Dr. David X. Cifu, the VA's director of the physical medicine and rehabilitation program likes to think of the acute and long-term TBIMS data as a roadmap for recovery.
Staff at polytrauma centers, for example, can plug in seven factors and get a patient's expected length of stay at a rate that Cifu says is about 50 percent accurate. Those might seem like lousy odds, but for a patient with a TBI, an amputation and severe burns, knowing how you compare to 10,000 people who have had similar injuries is something tangible.
It also allows hospital staff and families to begin immediately planning for that projection. If there's a setback, like a seizure or an infection, both groups can rally around the road map, using it as motivation for realigning the patient with his treatment plan. Cifu says the staff will remind a service member whose confidence or determination has flagged that pain brings recovery: "If you struggle harder, tomorrow will be better, and we're going to keep laying on more struggle."
Gaal knows this well. He was motivated, privately setting goals outside of physical therapy sessions and exercising in the gym or his room. He drew on old basketball workouts to improve his core strength. He remained a fighter, but there were often moments of despair.

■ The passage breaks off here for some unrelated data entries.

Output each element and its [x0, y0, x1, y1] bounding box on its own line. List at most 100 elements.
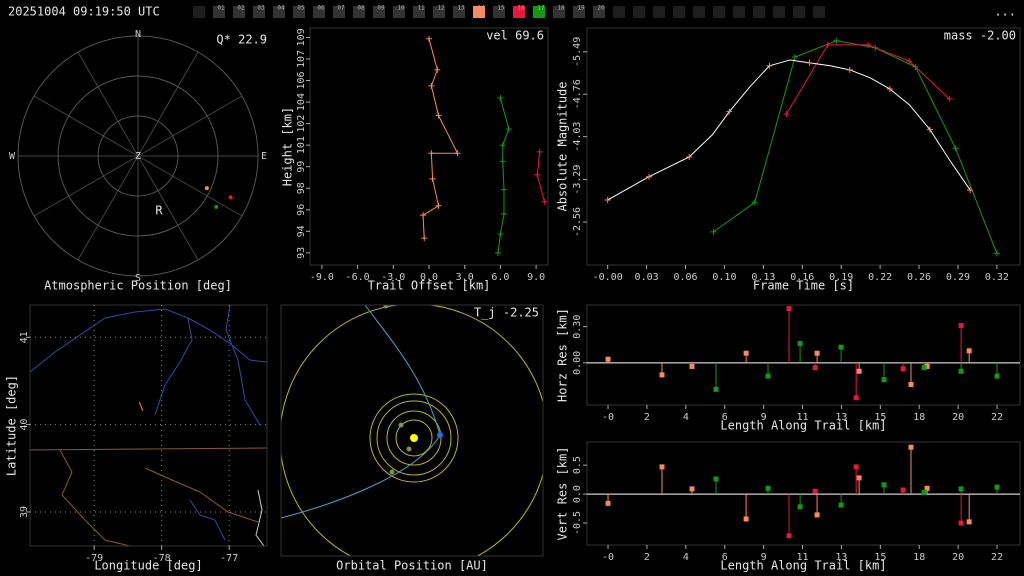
planet: [406, 446, 412, 452]
marker: [435, 112, 442, 119]
camera-label[interactable]: 02: [237, 5, 245, 12]
plot-frame: [309, 27, 549, 266]
more-menu[interactable]: ...: [994, 5, 1016, 19]
marker: [751, 199, 758, 206]
plot-frame: [29, 304, 268, 547]
camera-label[interactable]: 08: [357, 5, 365, 12]
x-axis-label: Frame Time [s]: [753, 279, 854, 293]
x-tick-label: 0.0: [420, 272, 438, 283]
camera-label[interactable]: 07: [337, 5, 345, 12]
marker: [908, 382, 914, 388]
x-tick-label: 0.19: [829, 272, 853, 283]
camera-box: [353, 6, 365, 18]
marker: [824, 41, 831, 48]
camera-label[interactable]: 03: [257, 5, 265, 12]
camera-box: [593, 6, 605, 18]
camera-slot: [793, 6, 805, 18]
river: [30, 308, 193, 416]
x-axis-label: Trail Offset [km]: [368, 279, 491, 293]
x-tick-label: 3.0: [456, 272, 474, 283]
camera-label[interactable]: 10: [397, 5, 405, 12]
y-tick-label: -2.56: [572, 207, 583, 237]
camera-label[interactable]: 12: [437, 5, 445, 12]
marker: [812, 488, 818, 494]
x-tick-label: 18: [913, 552, 925, 563]
x-tick-label: -6.0: [346, 272, 370, 283]
camera-box: [433, 6, 445, 18]
x-axis-label: Atmospheric Position [deg]: [44, 279, 232, 293]
camera-slot: [713, 6, 725, 18]
y-tick-label: 101: [296, 136, 307, 154]
x-tick-label: 20: [952, 412, 964, 423]
y-tick-label: 96: [296, 204, 307, 216]
marker: [786, 306, 792, 312]
x-tick-label: 2: [644, 412, 650, 423]
y-tick-label: 93: [296, 247, 307, 259]
camera-slot: [673, 6, 685, 18]
marker: [499, 142, 506, 149]
x-axis-label: Orbital Position [AU]: [336, 559, 488, 573]
series-line: [497, 97, 510, 253]
x-tick-label: 0.29: [946, 272, 970, 283]
camera-box: [493, 6, 505, 18]
y-tick-label: -4.03: [572, 122, 583, 152]
camera-label[interactable]: 16: [517, 5, 525, 12]
spoke: [137, 95, 243, 157]
camera-label[interactable]: 04: [277, 5, 285, 12]
camera-label[interactable]: 06: [317, 5, 325, 12]
y-tick-label: -0.5: [572, 511, 583, 535]
x-axis-label: Longitude [deg]: [94, 559, 202, 573]
camera-slot: [613, 6, 625, 18]
x-tick-label: 22: [991, 552, 1003, 563]
planet: [398, 422, 404, 428]
marker: [689, 363, 695, 369]
earth: [437, 432, 443, 438]
camera-slot: [733, 6, 745, 18]
marker: [966, 519, 972, 525]
marker: [765, 373, 771, 379]
y-axis-label: Absolute Magnitude: [556, 81, 570, 211]
x-axis-label: Length Along Trail [km]: [720, 419, 886, 433]
x-tick-label: 6.0: [491, 272, 509, 283]
marker: [906, 58, 913, 65]
camera-label[interactable]: 13: [457, 5, 465, 12]
x-tick-label: 9: [761, 552, 767, 563]
camera-label[interactable]: 17: [537, 5, 545, 12]
marker: [856, 368, 862, 374]
y-tick-label: 0.0: [572, 485, 583, 503]
marker: [967, 187, 974, 194]
plot-frame: [586, 304, 1021, 406]
camera-label[interactable]: 01: [217, 5, 225, 12]
marker: [743, 516, 749, 522]
marker: [900, 366, 906, 372]
marker: [420, 212, 427, 219]
series-line: [713, 40, 998, 254]
camera-label[interactable]: 09: [377, 5, 385, 12]
camera-label[interactable]: 20: [597, 5, 605, 12]
camera-label[interactable]: 18: [557, 5, 565, 12]
x-tick-label: 6: [722, 552, 728, 563]
border: [59, 449, 131, 546]
marker: [958, 322, 964, 328]
marker: [428, 150, 435, 157]
camera-label[interactable]: 11: [417, 5, 425, 12]
marker: [797, 341, 803, 347]
marker: [429, 175, 436, 182]
marker: [966, 348, 972, 354]
marker: [710, 228, 717, 235]
camera-label[interactable]: 15: [497, 5, 505, 12]
marker: [791, 54, 798, 61]
camera-label[interactable]: 19: [577, 5, 585, 12]
x-tick-label: 0.10: [712, 272, 736, 283]
camera-slot: [773, 6, 785, 18]
camera-label[interactable]: 14: [477, 5, 485, 12]
x-tick-label: 11: [797, 552, 809, 563]
marker: [924, 485, 930, 491]
marker: [686, 153, 693, 160]
y-tick-label: 0.00: [572, 351, 583, 375]
x-tick-label: -0: [602, 412, 614, 423]
camera-label[interactable]: 05: [297, 5, 305, 12]
series-line: [138, 401, 144, 411]
point: [214, 204, 219, 209]
y-axis-label: Horz Res [km]: [556, 308, 570, 402]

One day he refused to attend a groundbreaking ceremony attended by VA Secretary Eric Shinseki on the hospital's grounds. Gaal couldn't yet independently move himself from the bed to a wheelchair and cited that as part of his reluctance. The center's program director, Pawan Galhotra, and social work supervisor, Scott Skiles, safely transferred him by the sheet of the bed to his wheelchair and escorted him out. "They pushed me," Gaal says. "They wouldn't allow me to sit around in my room and sulk about anything."
Galhotra, who came to the VA from the private sector, says this diligence is necessary: "It's very important to emphasize that because we have resources doesn't mean we can sit back and say we're resource rich. I constantly challenge the team to say how are we pushing this individual forward."

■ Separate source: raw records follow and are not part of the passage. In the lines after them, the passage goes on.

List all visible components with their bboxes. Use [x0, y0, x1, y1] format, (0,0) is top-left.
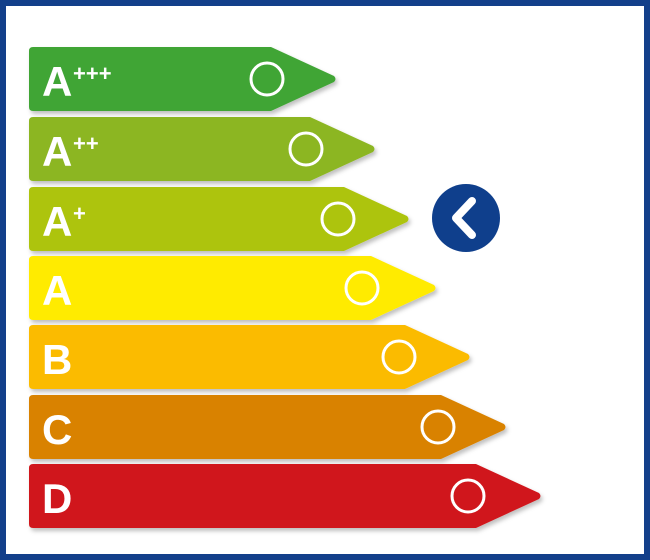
class-arrow	[29, 187, 409, 251]
energy-class-a: A	[29, 256, 436, 320]
class-radio-circle[interactable]	[249, 61, 285, 97]
class-label-superscript: +++	[73, 61, 112, 86]
energy-class-c: C	[29, 395, 506, 459]
class-label: A	[42, 128, 72, 175]
class-arrow	[29, 117, 375, 181]
class-arrow	[29, 395, 506, 459]
class-radio-circle[interactable]	[450, 478, 486, 514]
class-label: A	[42, 267, 72, 314]
chevron-left-icon	[452, 197, 476, 239]
class-label: A	[42, 58, 72, 105]
energy-class-d: D	[29, 464, 541, 528]
indicator-circle	[432, 184, 500, 252]
class-radio-circle[interactable]	[420, 409, 456, 445]
class-label-superscript: +	[73, 201, 86, 226]
energy-class-b: B	[29, 325, 470, 389]
class-label: D	[42, 475, 72, 522]
energy-class-ap: A +	[29, 187, 409, 251]
class-label: B	[42, 336, 72, 383]
class-label: A	[42, 198, 72, 245]
selected-class-indicator	[432, 184, 500, 252]
class-arrow	[29, 47, 336, 111]
class-radio-circle[interactable]	[320, 201, 356, 237]
class-label: C	[42, 406, 72, 453]
class-radio-circle[interactable]	[344, 270, 380, 306]
class-arrow	[29, 325, 470, 389]
class-label-superscript: ++	[73, 131, 99, 156]
class-radio-circle[interactable]	[288, 131, 324, 167]
energy-class-appp: A +++	[29, 47, 336, 111]
class-arrow	[29, 256, 436, 320]
class-arrow	[29, 464, 541, 528]
class-radio-circle[interactable]	[381, 339, 417, 375]
energy-class-app: A ++	[29, 117, 375, 181]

In the last fiscal year, 92 percent of the patients at the Palo Alto center were discharged to a non-institutional setting, outpacing the national average by nine points. The typical length of stay is longer than for TBIMS patients, but the VA's charges have unique injuries and also are covered by government insurance that does not set arbitrary limits on hospitalization. (The average cost of the first year's care for a polytrauma patient is $136,000.)
Where the center really shines, Harris says, is its functional independence measure (FIM) at discharge, an 18-item scale that measures rehab progress. Palo Alto's FIM is 120 compared to an average TBIMS score of 93.
Cifu acknowledges that the Palo Alto center is "ahead of the curve," thanks in part to Harris' intimate knowledge of the data. The goal, he says, is to use these means and help driven patients and their families create a new normal.
"Even when they can climb mountains, they're not exactly the same as they were before," he says. "This is not Hollywood. If you've lost a limb, you've lost a limb."
Gaal is energized by the possibilities of his future. He could play wheelchair basketball, but prefers to focus on his new passion for rowing. Though he's heartbroken at the prospect of never again leading a crew of men into combat, as an emergency services dispatcher, he'd be responsible for people's lives -- a duty he relishes.
If he's held onto anything of his former life, it's the sense of mission that guided his recovery: "My Marines have been a huge part of my way of getting through this. If I quit, what does that show them? They know me as this person before, so they're not going to see me give up."